To “be diligent to enter that rest” was not what I was doing on Monday – on Monday I was leaning upon my own strength to enter that rest, which made it impossible to do that which I wanted so badly. The rest that we are to daily enter is by God’s grace, given us as we stand boldly before His mercy seat (Heb. 4:16), placed behind the veil, which we enter through to the Presence by hope (Heb. 6:19). Faith without substance is presumptuous faith, and not true faith at all; true faith is “the substance of things hoped for” (Heb. 11:1), by which we obtain the promises given us and embrace them until we are all made perfect and receive those promises. Daily we must obtain these promises – such as the promise of God abiding in us who love and obey Him (John 14:23) – and be violent to take them.

Ceaseless prayer is violent. Humbling ourselves that we would receive His grace is violent. True faith in Jesus, our High Priest and forerunner, is violent. Obedience to His word to the death is violent. Confessing that we are “strangers and pilgrims on the earth” (Heb. 11:13) is violent. Having nothing in common with the ways of the world, that the world would hate us and not be worthy of us, is violent. Let us be violent!

Jesus, let the lost and the compromising enter Your rest! I ask You that at the St. Patrick’s Day outreach many demons would be stirred from their perches, and that the Holy Spirit would come like fire to burn away all that hinders love. Father, give us Your heart for the lost! And I ask for myself, and for all who would agree with me, that You would even take us (for but a short time – have mercy!) to the place where there is no rest day or night, that our hearts would be sealed and our faces set like flint to bring those not of Your fold through Your gate, that they would be made to “lie down in green pastures; [and to be led] beside the still waters” (Ps. 23:2). Let many enter Your rest on that day, in Jesus’ name. Amen.

Realigning my Heart

March 3, 2008

I spent most of my entire day praying short prayers that God would give me His heart for the lost – for the hopeless, the compromising, and the hard of heart. I’d find myself wandering off track, and by these quick prayers I’d be suddenly thrust back on focus. This caused me to walk out my entire day in prayer. Surely this is what Paul meant by “pray without ceasing” (1 Thess. 5:17)? If it is, then this is not beyond our reach! It’s actually quite simple and revitalizing. A posture of prayer can be maintained throughout the day (whatever the day holds for us) because our Father desires that we never be without Him. It is by His grace, but He is not stingy to give us this grace – we must but ask, and it is ours freely. To be honest, today was the first full day where I have prayed continually, but knowing what I now know (that this isn’t something only available to but a few), I do not want another day to pass where I deviate from the posture of prayer. My inheritance is to be a house of prayer – a resting place for God – and so as I have been given this promise, and have today obtained it, I will embrace this as a lifestyle, obtaining it daily, that on that Day I may receive the promise in full. Jesus, give me a burden for the lost – that they too may obtain and receive this glorious promise!

White for Harvest

March 2, 2008

34 … “My food is to do the will of Him who sent Me, and to finish His work. 35 Do you not say, ‘There are still four months and then comes the harvest’? Behold, I say to you, lift up your eyes and look at the fields, for they are already white for harvest! 36 And he who reaps receives wages, and gathers fruit for eternal life, that both he who sows and he who reaps may rejoice together. 37 For in this the saying is true: ‘One sows and another reaps.’ I sent you to reap that for which you have not labored; others have labored, and you have entered into their labors.” (John 4:34-38).

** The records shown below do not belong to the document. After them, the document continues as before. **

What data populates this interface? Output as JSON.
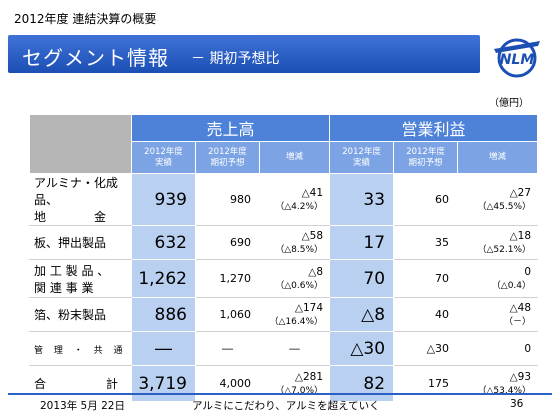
{
  "slide": {
    "top_label": "2012年度  連結決算の概要",
    "title": "セグメント情報",
    "subtitle": "－ 期初予想比",
    "logo_text": "NLM",
    "unit": "（億円）"
  },
  "table": {
    "group_headers": [
      "売上高",
      "営業利益"
    ],
    "sub_headers": {
      "actual": [
        "2012年度",
        "実績"
      ],
      "forecast": [
        "2012年度",
        "期初予想"
      ],
      "change": "増減"
    },
    "rows": [
      {
        "label1": "アルミナ・化成品、",
        "label2": "地　　　　金",
        "sales": "939",
        "sales_fc": "980",
        "sales_chg": "△41",
        "sales_pct": "（△4.2%）",
        "op": "33",
        "op_fc": "60",
        "op_chg": "△27",
        "op_pct": "（△45.5%）"
      },
      {
        "label1": "板、押出製品",
        "label2": "",
        "sales": "632",
        "sales_fc": "690",
        "sales_chg": "△58",
        "sales_pct": "（△8.5%）",
        "op": "17",
        "op_fc": "35",
        "op_chg": "△18",
        "op_pct": "（△52.1%）"
      },
      {
        "label1": "加 工 製 品 、",
        "label2": "関 連 事 業",
        "sales": "1,262",
        "sales_fc": "1,270",
        "sales_chg": "△8",
        "sales_pct": "（△0.6%）",
        "op": "70",
        "op_fc": "70",
        "op_chg": "0",
        "op_pct": "（△0.4）"
      },
      {
        "label1": "箔、粉末製品",
        "label2": "",
        "sales": "886",
        "sales_fc": "1,060",
        "sales_chg": "△174",
        "sales_pct": "（△16.4%）",
        "op": "△8",
        "op_fc": "40",
        "op_chg": "△48",
        "op_pct": "（－）"
      },
      {
        "label1": "管 理 ・ 共 通",
        "label2": "",
        "sales": "―",
        "sales_fc": "―",
        "sales_chg": "―",
        "sales_pct": "",
        "op": "△30",
        "op_fc": "△30",
        "op_chg": "0",
        "op_pct": ""
      },
      {
        "label1": "合　　　　　計",
        "label2": "",
        "sales": "3,719",
        "sales_fc": "4,000",
        "sales_chg": "△281",
        "sales_pct": "（△7.0%）",
        "op": "82",
        "op_fc": "175",
        "op_chg": "△93",
        "op_pct": "（△53.4%）"
      }
    ]
  },
  "footer": {
    "date": "2013年 5月 22日",
    "tagline": "アルミにこだわり、アルミを超えていく",
    "page": "36"
  },
  "colors": {
    "title_bar": "#2b5fc6",
    "group_header": "#4e82d8",
    "sub_header": "#7ca3e3",
    "highlight_cell": "#b9d0f1",
    "corner": "#b6b6b6"
  }
}
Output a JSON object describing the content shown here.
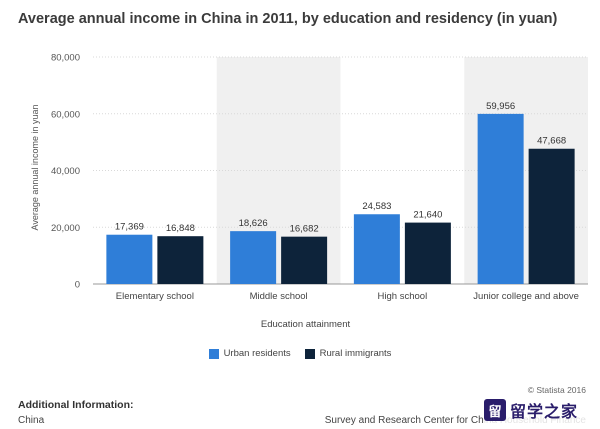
{
  "title": "Average annual income in China in 2011, by education and residency (in yuan)",
  "chart_data": {
    "type": "bar",
    "categories": [
      "Elementary school",
      "Middle school",
      "High school",
      "Junior college and above"
    ],
    "series": [
      {
        "name": "Urban residents",
        "values": [
          17369,
          18626,
          24583,
          59956
        ],
        "labels": [
          "17,369",
          "18,626",
          "24,583",
          "59,956"
        ],
        "color": "#2f7ed8"
      },
      {
        "name": "Rural immigrants",
        "values": [
          16848,
          16682,
          21640,
          47668
        ],
        "labels": [
          "16,848",
          "16,682",
          "21,640",
          "47,668"
        ],
        "color": "#0d233a"
      }
    ],
    "xlabel": "Education attainment",
    "ylabel": "Average annual income in yuan",
    "ylim": [
      0,
      80000
    ],
    "yticks": [
      0,
      20000,
      40000,
      60000,
      80000
    ],
    "ytick_labels": [
      "0",
      "20,000",
      "40,000",
      "60,000",
      "80,000"
    ],
    "grid": true,
    "legend_position": "bottom",
    "band_color": "#f0f0f0"
  },
  "footer": {
    "copyright": "© Statista 2016",
    "additional_info_title": "Additional Information:",
    "region": "China",
    "source": "Survey and Research Center for China Household Finance"
  },
  "watermark": {
    "text": "留学之家",
    "logo_glyph": "留"
  }
}
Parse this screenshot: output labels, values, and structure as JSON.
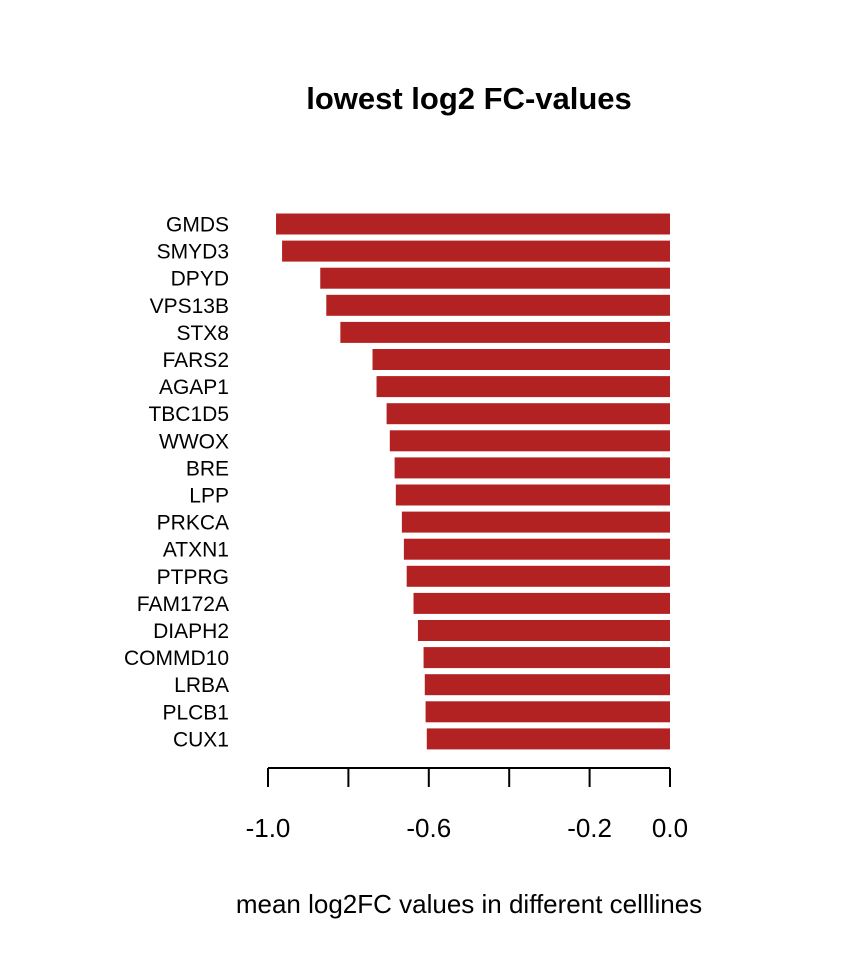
{
  "chart_data": {
    "type": "bar",
    "orientation": "horizontal",
    "title": "lowest log2 FC-values",
    "xlabel": "mean log2FC values in different celllines",
    "ylabel": "",
    "categories": [
      "GMDS",
      "SMYD3",
      "DPYD",
      "VPS13B",
      "STX8",
      "FARS2",
      "AGAP1",
      "TBC1D5",
      "WWOX",
      "BRE",
      "LPP",
      "PRKCA",
      "ATXN1",
      "PTPRG",
      "FAM172A",
      "DIAPH2",
      "COMMD10",
      "LRBA",
      "PLCB1",
      "CUX1"
    ],
    "values": [
      -0.98,
      -0.965,
      -0.87,
      -0.855,
      -0.82,
      -0.74,
      -0.73,
      -0.705,
      -0.697,
      -0.685,
      -0.682,
      -0.667,
      -0.662,
      -0.655,
      -0.638,
      -0.627,
      -0.613,
      -0.61,
      -0.608,
      -0.605
    ],
    "xlim": [
      -1.0,
      0.0
    ],
    "xticks": [
      -1.0,
      -0.8,
      -0.6,
      -0.4,
      -0.2,
      0.0
    ],
    "xtick_labels": [
      "-1.0",
      "",
      "-0.6",
      "",
      "-0.2",
      "0.0"
    ],
    "bar_color": "#b22222",
    "grid": false,
    "legend": "none"
  }
}
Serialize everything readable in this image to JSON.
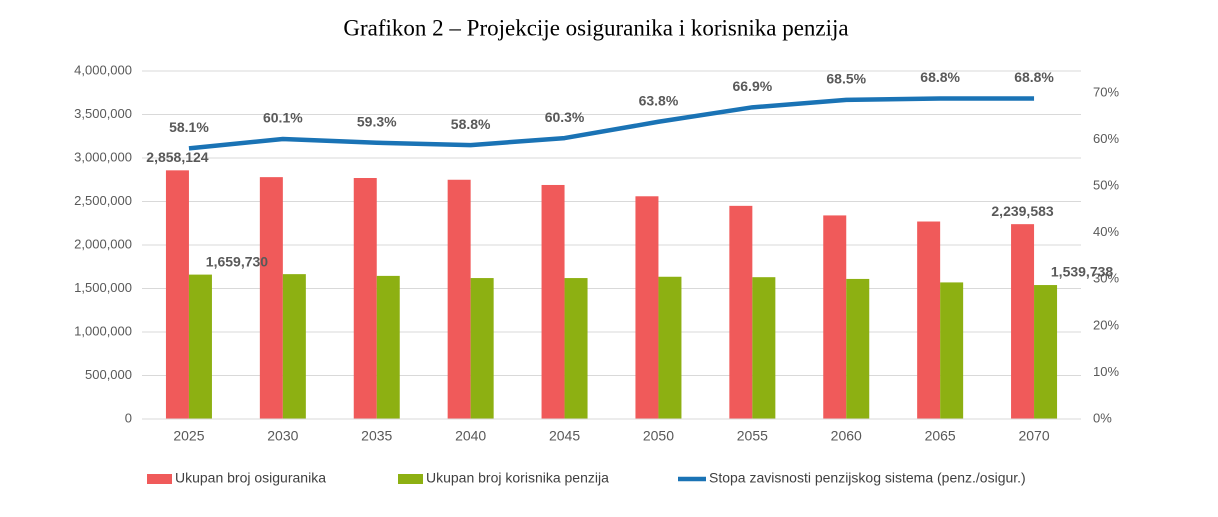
{
  "chart_data": {
    "type": "bar-line",
    "title": "Grafikon 2 – Projekcije osiguranika i korisnika penzija",
    "categories": [
      "2025",
      "2030",
      "2035",
      "2040",
      "2045",
      "2050",
      "2055",
      "2060",
      "2065",
      "2070"
    ],
    "series": [
      {
        "name": "Ukupan broj osiguranika",
        "type": "bar",
        "color": "#f05a5a",
        "values": [
          2858124,
          2780000,
          2770000,
          2750000,
          2690000,
          2560000,
          2450000,
          2340000,
          2270000,
          2239583
        ],
        "value_labels": [
          "2,858,124",
          null,
          null,
          null,
          null,
          null,
          null,
          null,
          null,
          "2,239,583"
        ],
        "label_color": "#f05a5a"
      },
      {
        "name": "Ukupan broj korisnika penzija",
        "type": "bar",
        "color": "#8db012",
        "values": [
          1659730,
          1665000,
          1645000,
          1620000,
          1620000,
          1635000,
          1630000,
          1610000,
          1570000,
          1539738
        ],
        "value_labels": [
          "1,659,730",
          null,
          null,
          null,
          null,
          null,
          null,
          null,
          null,
          "1,539,738"
        ],
        "label_color": "#6f8c0a"
      },
      {
        "name": "Stopa zavisnosti penzijskog sistema (penz./osigur.)",
        "type": "line",
        "axis": "y2",
        "color": "#1a73b5",
        "values": [
          58.1,
          60.1,
          59.3,
          58.8,
          60.3,
          63.8,
          66.9,
          68.5,
          68.8,
          68.8
        ],
        "value_labels": [
          "58.1%",
          "60.1%",
          "59.3%",
          "58.8%",
          "60.3%",
          "63.8%",
          "66.9%",
          "68.5%",
          "68.8%",
          "68.8%"
        ],
        "label_color": "#1a73b5"
      }
    ],
    "ylim": [
      0,
      4000000
    ],
    "yticks": [
      0,
      {
        "value": 500000,
        "label": "500,000"
      },
      {
        "value": 1000000,
        "label": "1,000,000"
      },
      {
        "value": 1500000,
        "label": "1,500,000"
      },
      {
        "value": 2000000,
        "label": "2,000,000"
      },
      {
        "value": 2500000,
        "label": "2,500,000"
      },
      {
        "value": 3000000,
        "label": "3,000,000"
      },
      {
        "value": 3500000,
        "label": "3,500,000"
      },
      {
        "value": 4000000,
        "label": "4,000,000"
      }
    ],
    "y2lim": [
      0,
      74.7
    ],
    "y2ticks": [
      {
        "value": 0,
        "label": "0%"
      },
      {
        "value": 10,
        "label": "10%"
      },
      {
        "value": 20,
        "label": "20%"
      },
      {
        "value": 30,
        "label": "30%"
      },
      {
        "value": 40,
        "label": "40%"
      },
      {
        "value": 50,
        "label": "50%"
      },
      {
        "value": 60,
        "label": "60%"
      },
      {
        "value": 70,
        "label": "70%"
      }
    ],
    "grid": true,
    "legend": "bottom"
  }
}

Here Jesus sows into one woman’s life, who then evangelizes to her entire city of the Christ (vv.28-29), and when the city stops everything and seeks Him (vv.30, 39), Jesus releases His disciples to bring in the lost and reap souls that they did not labor for. Do this at the St. Patrick’s Day outreach Father, in Jesus’ name! Let there be many waterpots left behind (v.28); forsaken, that they may draw from the deep well of the Spirit and never thirst again for anything less than living water.